Nelle scuole analitiche oggi si notano due tendenze. Da un lato si moltiplicano le società analitiche che si rifanno allo stesso pensiero, per esempio a quello junghiano; dall’altro, scuole analitiche di diversa origine si avvicinano tra loro, come accade in Inghilterra tra junghiani e kleiniani.
«La prima tendenza mi sembra un fenomeno naturale. L’opera di Jung è un albero con molti fiori ma anche con molti germogli. Tutto va bene quando c’è tolleranza. La cosa comincia a diventare velenosa quando si tratta l’opera di Jung con pretese di esclusività, come se ci fosse un solo modo di interpretare la sua dottrina. Jung stesso ha sempre riveduto i suoi libri ed era anche pronto a rivedere le sue teorie. Quanto al secondo fenomeno, ho partecipato più volte a confronti tra scuole. Non c’è stata mai nessuna frizione, perché avevamo uno spirito comune. Certo, non bisogna confondere i punti di vista».
Concludendo, il suo rapporto con Jung le permette di dire quale mito egli propone all’uomo di oggi?
«Se Jung propone qualcosa, è che ciascuno segua il proprio mito. È una cosa importantissima. Ogni tanto mi imbatto in sogni di pazienti che mi sembrano esprimere il mito di quella persona. Sono sogni che per fortuna dimentico presto. Essi non dovrebbero essere raccontati a nessun altro, perché sono la sostanza di vita di quelle persone. Ci sono cose che una persona non deve raccontare, perché appartengono al suo mito. Ho conosciuto persone che chiacchieravano troppo di sé, e in un caso ho avuto l’impressione che un uomo si sia per così dire chiacchierato a morte. Non amo certe psicoterapie di gruppo, in cui i partecipanti vengono incoraggiati a dire tutto e sono assaliti se non parlano. La mancanza di rispetto rende queste pratiche distruttive».
Più tardi, quando Baumann mi accompagna a visitare la casa, vedo sugli scaffali i molti libri gialli (Wallace, Rex Stout, Stanley Gardner...) di cui Jung era accanito lettore; in soffitta i resti dell’equipaggiamento con cui, negli Anni 20, aveva attraversato l’Africa fino al massiccio del monte Elgon; e un po’ dovunque i suoi policromi dipinti simbolici. Mentre usciamo alla ricerca della volpe che non c’è più, Baumann ancora mi parla di quelli che Jung definiva i suoi waterworks: «Sin dalla mia infanzia ricordo il nonno intento a questo lavoro. Vicino al lago scavava il terreno per isolare certi piccoli rivoli d’acqua e farli convergere in un unico canale, che drena l’acqua dal terreno. Un anno prima della sua morte, quando io avevo già 33 anni, l’ho ancora visto fare lo stesso lavoro. Aveva una racchetta da sci, alla cui estremità aveva attaccato una paletta, come quelle dei bambini, e con questa paletta toglieva i sassolini che impedivano il flusso dell’acqua. Si divertiva, poteva stare lì per delle ore. Una volta in uno di quei canali l’acqua era torbida ma un affluente portava dentro acqua limpida. Alla confluenza quest’acqua limpida, entrando nell’acqua torbida, formava dei bellissimi disegni.
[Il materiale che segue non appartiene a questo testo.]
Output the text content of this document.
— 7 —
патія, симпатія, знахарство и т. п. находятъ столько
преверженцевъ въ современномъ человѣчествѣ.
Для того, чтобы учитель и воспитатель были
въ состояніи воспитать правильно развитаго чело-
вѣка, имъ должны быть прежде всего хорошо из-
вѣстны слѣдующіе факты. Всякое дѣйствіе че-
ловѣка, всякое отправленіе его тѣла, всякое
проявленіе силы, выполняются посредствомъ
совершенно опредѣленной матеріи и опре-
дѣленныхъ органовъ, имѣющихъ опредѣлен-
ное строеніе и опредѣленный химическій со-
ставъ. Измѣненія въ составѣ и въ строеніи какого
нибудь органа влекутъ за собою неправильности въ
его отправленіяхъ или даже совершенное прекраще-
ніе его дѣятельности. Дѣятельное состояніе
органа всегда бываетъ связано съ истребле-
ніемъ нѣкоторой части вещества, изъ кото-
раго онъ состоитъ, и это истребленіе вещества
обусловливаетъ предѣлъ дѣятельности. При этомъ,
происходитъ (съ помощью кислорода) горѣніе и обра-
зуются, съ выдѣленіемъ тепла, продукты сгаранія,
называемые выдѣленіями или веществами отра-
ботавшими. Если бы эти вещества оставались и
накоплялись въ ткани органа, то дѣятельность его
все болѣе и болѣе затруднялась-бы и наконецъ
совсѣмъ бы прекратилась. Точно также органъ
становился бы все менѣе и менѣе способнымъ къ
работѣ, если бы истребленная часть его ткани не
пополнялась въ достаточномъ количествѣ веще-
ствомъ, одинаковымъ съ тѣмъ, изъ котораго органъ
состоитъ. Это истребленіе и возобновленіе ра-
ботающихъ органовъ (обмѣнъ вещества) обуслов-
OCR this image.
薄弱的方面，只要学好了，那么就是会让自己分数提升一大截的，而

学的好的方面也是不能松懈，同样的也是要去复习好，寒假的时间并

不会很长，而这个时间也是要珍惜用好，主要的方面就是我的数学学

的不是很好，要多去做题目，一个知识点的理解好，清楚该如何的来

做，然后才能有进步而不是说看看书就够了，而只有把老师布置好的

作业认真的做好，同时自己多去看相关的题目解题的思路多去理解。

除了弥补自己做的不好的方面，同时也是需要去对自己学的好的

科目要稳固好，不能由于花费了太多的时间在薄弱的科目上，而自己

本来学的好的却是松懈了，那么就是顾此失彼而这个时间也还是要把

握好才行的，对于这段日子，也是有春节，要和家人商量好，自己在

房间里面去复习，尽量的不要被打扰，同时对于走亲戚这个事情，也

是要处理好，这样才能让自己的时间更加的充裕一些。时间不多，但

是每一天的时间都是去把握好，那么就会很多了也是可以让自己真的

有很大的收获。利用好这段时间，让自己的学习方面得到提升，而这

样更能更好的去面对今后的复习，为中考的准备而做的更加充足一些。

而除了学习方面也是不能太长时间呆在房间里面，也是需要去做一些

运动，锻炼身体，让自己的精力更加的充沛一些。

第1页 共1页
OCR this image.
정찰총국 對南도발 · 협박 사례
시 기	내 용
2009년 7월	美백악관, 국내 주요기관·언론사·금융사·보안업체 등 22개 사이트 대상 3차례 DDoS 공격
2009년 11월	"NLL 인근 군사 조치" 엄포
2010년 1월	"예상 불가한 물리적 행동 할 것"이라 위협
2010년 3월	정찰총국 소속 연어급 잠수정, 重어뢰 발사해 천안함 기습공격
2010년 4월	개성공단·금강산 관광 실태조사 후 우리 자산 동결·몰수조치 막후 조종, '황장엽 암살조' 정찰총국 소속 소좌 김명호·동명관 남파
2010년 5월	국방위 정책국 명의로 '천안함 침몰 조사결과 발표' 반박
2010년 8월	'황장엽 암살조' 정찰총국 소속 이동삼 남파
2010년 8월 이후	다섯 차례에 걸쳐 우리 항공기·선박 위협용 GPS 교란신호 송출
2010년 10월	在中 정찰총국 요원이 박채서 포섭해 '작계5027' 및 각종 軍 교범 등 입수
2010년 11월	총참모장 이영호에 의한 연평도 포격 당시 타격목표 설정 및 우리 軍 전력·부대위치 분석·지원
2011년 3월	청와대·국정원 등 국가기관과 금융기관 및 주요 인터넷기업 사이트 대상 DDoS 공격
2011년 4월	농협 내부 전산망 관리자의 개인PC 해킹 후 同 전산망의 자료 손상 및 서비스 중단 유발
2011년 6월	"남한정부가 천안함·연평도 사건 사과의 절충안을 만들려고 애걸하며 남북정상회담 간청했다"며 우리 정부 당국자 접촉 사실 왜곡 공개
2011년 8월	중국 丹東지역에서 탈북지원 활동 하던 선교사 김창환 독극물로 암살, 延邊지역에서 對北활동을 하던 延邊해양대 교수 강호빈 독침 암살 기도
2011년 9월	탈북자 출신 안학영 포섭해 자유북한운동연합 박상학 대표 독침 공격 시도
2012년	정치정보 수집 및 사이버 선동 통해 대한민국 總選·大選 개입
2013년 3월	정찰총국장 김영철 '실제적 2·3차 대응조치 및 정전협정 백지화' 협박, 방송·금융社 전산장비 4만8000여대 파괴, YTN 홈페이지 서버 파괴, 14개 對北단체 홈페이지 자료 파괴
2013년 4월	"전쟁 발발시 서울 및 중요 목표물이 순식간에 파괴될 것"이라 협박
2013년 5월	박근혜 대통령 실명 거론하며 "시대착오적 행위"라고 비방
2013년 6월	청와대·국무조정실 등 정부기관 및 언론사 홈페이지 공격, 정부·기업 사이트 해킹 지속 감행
Io gliel’ho fatto notare e lui mi ha detto: “Sì, questa è l’influenza”. Alludeva al significato etimologico della parola: una cosa che fluisce dentro un’altra. Questo forse si connette all’inizio della nostra chiacchierata, quando ho detto che Jung era un uomo intero, presente con tutto se stesso in ciò che faceva. Anche in questo caso il concetto astratto – l’influenza – e la cosa concreta che lo genera sono una sola realtà. L’astratto mostra sempre le sue radici nel tangibile. Questo era Jung».